ERCAN KARAKAŞ (Devamla) –Pardon Sayın Başkan.

BAŞKAN – Sürenizi uzattım efendim, buyurun.

ERCAN KARAKAŞ (Devamla) – Teşekkür ederim Sayın Başkan.

O nedenle, eğer, turizme hizmet etmek istiyorsak, doğal çevreyi ve yeşili korumamız gerekir.

Değerli arkadaşlar, bugün İstanbul’da kişi başına, maalesef, 1 metrekare yeşilalan düşmektedir; Avrupa ortalaması 7 metrekaredir; ama, birçok Avrupa ilinde, örneğin, Berlin’de, 13,5 metrekaredir. Hal böyle iken, İstanbul’un 1 metrekare yeşilalanının dahi, turizm amaçlı bile olsa, imara açılmaması gerekmektedir.

Anlaşılıyor ki, birtakım insanlara çıkar sağlamak, menfaat sağlamak için, bu kararlar kamuoyunda, ilgili kurumlarda tartışılmadan çıkarılmaktadır.

Şimdi, Hükümet, bu kararını gözden geçirdi, revize etti; bunu, memnunlukla karşılıyoruz. 10 Şubatta Hükümete yönelttiğim soru önergesinde, zaten bu kararı revize edip etmeyeceklerini de sormuştuk; bunu memnunlukla karşılıyoruz; ama, sivil toplum örgütlerinin, çevrecilerin, ilgili meslek kuruluşlarının demokratik tepki vermesinden ötürü de onları kutluyoruz; gerçekten onların tepkisi sayesinde bu iş gerçekleşmiştir.

Şimdi, bizim önerimiz şudur: Bundan sonraki kararlar... Sayın Bakan bilgi verecekler, diğer 19 alan konusunda gelişme nedir bilmiyorum; ama, örneğin, içerisinde Bodrum var, Bodrum Yarımadası var; belediye başkanıyla konuştum, ilgili çevre dernekleriyle konuştum, onlar da rahatsızlar. İki gündür Bodrum’da bir sempozyum devam ediyor, bu konu ele alınıyor, yarın bir açıklama yapacaklar.

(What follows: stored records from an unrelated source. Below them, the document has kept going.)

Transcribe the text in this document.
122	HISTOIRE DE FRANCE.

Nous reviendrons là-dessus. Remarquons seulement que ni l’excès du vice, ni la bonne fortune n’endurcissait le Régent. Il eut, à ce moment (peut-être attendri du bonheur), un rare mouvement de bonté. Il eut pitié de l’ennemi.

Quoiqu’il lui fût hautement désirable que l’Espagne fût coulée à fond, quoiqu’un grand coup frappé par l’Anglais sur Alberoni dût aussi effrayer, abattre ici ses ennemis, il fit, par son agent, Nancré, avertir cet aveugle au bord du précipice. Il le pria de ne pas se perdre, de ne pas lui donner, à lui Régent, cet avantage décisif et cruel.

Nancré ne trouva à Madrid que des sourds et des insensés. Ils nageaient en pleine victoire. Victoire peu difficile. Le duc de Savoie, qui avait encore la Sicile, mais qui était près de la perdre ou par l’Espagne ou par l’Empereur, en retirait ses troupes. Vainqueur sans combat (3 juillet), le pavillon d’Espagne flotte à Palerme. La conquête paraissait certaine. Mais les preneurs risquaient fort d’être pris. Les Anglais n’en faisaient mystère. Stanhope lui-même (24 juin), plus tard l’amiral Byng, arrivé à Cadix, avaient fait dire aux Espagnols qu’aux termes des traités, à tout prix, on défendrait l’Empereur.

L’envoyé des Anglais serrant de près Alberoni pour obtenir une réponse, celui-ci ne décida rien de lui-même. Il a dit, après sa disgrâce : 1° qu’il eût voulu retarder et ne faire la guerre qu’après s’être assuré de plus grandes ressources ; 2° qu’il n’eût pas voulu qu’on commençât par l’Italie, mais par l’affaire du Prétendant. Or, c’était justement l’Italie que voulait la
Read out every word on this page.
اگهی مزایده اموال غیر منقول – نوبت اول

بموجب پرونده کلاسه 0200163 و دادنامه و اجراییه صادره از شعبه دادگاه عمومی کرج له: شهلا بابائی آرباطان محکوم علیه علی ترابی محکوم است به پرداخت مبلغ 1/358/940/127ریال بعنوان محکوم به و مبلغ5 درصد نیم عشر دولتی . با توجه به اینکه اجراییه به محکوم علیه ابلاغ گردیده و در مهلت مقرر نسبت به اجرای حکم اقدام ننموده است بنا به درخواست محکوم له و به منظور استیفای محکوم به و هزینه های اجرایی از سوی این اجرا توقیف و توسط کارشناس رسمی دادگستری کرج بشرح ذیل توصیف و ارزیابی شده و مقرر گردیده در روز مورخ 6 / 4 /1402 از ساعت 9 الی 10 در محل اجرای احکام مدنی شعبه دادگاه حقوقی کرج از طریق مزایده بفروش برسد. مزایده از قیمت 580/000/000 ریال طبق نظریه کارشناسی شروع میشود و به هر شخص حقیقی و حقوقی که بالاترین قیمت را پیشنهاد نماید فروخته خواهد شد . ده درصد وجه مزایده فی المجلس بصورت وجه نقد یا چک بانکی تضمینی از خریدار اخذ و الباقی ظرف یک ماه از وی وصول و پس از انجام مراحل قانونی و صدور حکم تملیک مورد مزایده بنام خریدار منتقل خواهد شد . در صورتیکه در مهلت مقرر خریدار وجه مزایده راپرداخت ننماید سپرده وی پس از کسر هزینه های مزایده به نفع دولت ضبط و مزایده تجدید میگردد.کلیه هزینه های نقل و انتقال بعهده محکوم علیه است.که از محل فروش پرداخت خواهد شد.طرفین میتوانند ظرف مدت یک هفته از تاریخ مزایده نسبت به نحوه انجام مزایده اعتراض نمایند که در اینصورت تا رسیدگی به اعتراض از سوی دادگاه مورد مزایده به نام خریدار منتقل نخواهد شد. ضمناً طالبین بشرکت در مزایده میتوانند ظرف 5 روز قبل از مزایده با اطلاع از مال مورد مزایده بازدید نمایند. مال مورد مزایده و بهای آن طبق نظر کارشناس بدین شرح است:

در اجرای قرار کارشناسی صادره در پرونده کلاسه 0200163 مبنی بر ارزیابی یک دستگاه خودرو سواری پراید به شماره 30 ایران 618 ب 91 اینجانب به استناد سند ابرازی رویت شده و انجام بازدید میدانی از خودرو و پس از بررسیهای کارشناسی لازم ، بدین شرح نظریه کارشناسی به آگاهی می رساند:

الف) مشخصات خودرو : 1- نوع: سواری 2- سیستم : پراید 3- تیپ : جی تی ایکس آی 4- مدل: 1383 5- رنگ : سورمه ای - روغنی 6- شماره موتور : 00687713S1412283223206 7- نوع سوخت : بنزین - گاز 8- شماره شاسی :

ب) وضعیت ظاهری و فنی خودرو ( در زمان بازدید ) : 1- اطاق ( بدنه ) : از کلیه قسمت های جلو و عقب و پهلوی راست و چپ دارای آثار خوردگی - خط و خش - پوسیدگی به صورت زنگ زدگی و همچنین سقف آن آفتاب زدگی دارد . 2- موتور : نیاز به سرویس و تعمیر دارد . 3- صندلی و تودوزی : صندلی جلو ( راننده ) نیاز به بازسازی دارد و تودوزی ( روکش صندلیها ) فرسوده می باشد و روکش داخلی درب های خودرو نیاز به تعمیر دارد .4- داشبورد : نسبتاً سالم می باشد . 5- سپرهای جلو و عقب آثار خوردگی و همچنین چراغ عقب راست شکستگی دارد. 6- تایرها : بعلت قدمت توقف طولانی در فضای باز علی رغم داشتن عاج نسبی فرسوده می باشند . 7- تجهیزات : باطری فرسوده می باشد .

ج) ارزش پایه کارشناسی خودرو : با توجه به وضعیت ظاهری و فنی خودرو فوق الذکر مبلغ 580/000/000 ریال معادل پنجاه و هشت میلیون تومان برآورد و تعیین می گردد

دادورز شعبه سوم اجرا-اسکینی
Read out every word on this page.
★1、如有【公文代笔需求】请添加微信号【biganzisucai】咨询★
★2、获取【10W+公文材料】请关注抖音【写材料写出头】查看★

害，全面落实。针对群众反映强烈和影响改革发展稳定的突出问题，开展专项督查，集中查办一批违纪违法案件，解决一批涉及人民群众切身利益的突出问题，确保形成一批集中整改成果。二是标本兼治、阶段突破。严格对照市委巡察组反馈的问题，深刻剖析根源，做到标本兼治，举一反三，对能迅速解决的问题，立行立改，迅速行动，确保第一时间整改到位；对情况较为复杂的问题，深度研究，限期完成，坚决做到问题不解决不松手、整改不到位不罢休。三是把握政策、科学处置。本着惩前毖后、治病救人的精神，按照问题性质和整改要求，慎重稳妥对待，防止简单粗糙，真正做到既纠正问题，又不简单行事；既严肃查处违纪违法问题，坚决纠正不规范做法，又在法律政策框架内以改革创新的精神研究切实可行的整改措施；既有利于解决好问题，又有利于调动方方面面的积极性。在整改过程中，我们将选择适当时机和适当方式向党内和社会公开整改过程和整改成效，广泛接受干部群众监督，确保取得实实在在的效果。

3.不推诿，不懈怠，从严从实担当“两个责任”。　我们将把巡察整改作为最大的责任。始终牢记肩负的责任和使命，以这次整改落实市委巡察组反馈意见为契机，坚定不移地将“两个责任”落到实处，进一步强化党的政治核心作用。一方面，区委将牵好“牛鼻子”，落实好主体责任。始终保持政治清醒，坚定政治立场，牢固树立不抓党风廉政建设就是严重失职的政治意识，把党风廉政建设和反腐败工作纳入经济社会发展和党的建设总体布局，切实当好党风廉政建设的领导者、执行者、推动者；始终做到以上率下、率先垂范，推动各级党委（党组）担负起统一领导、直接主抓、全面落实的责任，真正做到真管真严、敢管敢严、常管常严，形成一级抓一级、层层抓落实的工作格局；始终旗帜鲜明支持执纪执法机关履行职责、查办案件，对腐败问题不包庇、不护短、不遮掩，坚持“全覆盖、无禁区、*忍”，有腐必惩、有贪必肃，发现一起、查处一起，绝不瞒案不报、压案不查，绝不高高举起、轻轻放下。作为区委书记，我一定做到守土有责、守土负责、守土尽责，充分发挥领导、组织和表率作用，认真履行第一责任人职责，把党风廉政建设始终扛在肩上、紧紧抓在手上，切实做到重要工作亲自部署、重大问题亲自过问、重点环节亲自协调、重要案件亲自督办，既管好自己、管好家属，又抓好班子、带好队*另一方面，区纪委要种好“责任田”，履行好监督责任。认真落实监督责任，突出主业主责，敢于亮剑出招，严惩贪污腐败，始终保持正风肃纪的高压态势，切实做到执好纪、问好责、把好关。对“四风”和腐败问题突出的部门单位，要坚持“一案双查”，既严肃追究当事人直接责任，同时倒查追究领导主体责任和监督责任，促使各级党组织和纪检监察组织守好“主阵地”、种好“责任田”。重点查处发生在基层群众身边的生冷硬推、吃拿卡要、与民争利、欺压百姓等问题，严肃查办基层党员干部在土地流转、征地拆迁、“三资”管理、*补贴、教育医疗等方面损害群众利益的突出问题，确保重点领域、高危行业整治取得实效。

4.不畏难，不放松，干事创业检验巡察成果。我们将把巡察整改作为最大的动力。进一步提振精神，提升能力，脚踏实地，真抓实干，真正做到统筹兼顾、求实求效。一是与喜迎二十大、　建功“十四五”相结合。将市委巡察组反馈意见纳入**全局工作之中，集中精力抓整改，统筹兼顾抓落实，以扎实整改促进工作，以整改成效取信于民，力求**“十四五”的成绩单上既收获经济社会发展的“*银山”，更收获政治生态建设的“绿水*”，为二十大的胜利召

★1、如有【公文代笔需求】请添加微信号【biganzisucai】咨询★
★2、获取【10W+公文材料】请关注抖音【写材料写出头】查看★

Dolayısıyla, mademki Hükümet bu kararları revize ediyor, bence acele etmemeli, hepsini tek tek incelemeli; Bomonti’yi de, Atik Ali Paşa Yalısını da...

Atik Ali Paşa Yalısıyla ilgili bir şey söyleyeyim: Bugüne kadar, devlet 500 milyar lira -bana verilen bilgi- harcamış; burayı devlet konukevi yapacaktı; inşaat bitmiş, ince işleri var muhtemelen... Şimdi, Hürriyet Gazetesinde ilana baktım; kamu arazisi gibi, onun da ilanı çıkarılmış; binde 5, binde 1 cirodan para almak üzere. Orası bitmiş bir tesis, dünyada bir daha eşi olmayacak bir tesis.

(Mikrofon otomatik cihaz tarafından kapatıldı)

BAŞKAN – Sayın Karakaş, sürenizi ikinci kez uzatıyorum; lütfen...

ERCAN KARAKAŞ (Devamla) – Sayın Başkan, bitiriyorum.

O nedenle, orasının da ayrıca değerlendirilmesi gerekir diye düşünüyorum; çünkü, bitmiş. Otel olacaksa bile, artık otel olarak verilmelidir, açık artırmayla verilmelidir, devlete önemli bir kaynak getirebilir, yeniden değerlendirmelidir.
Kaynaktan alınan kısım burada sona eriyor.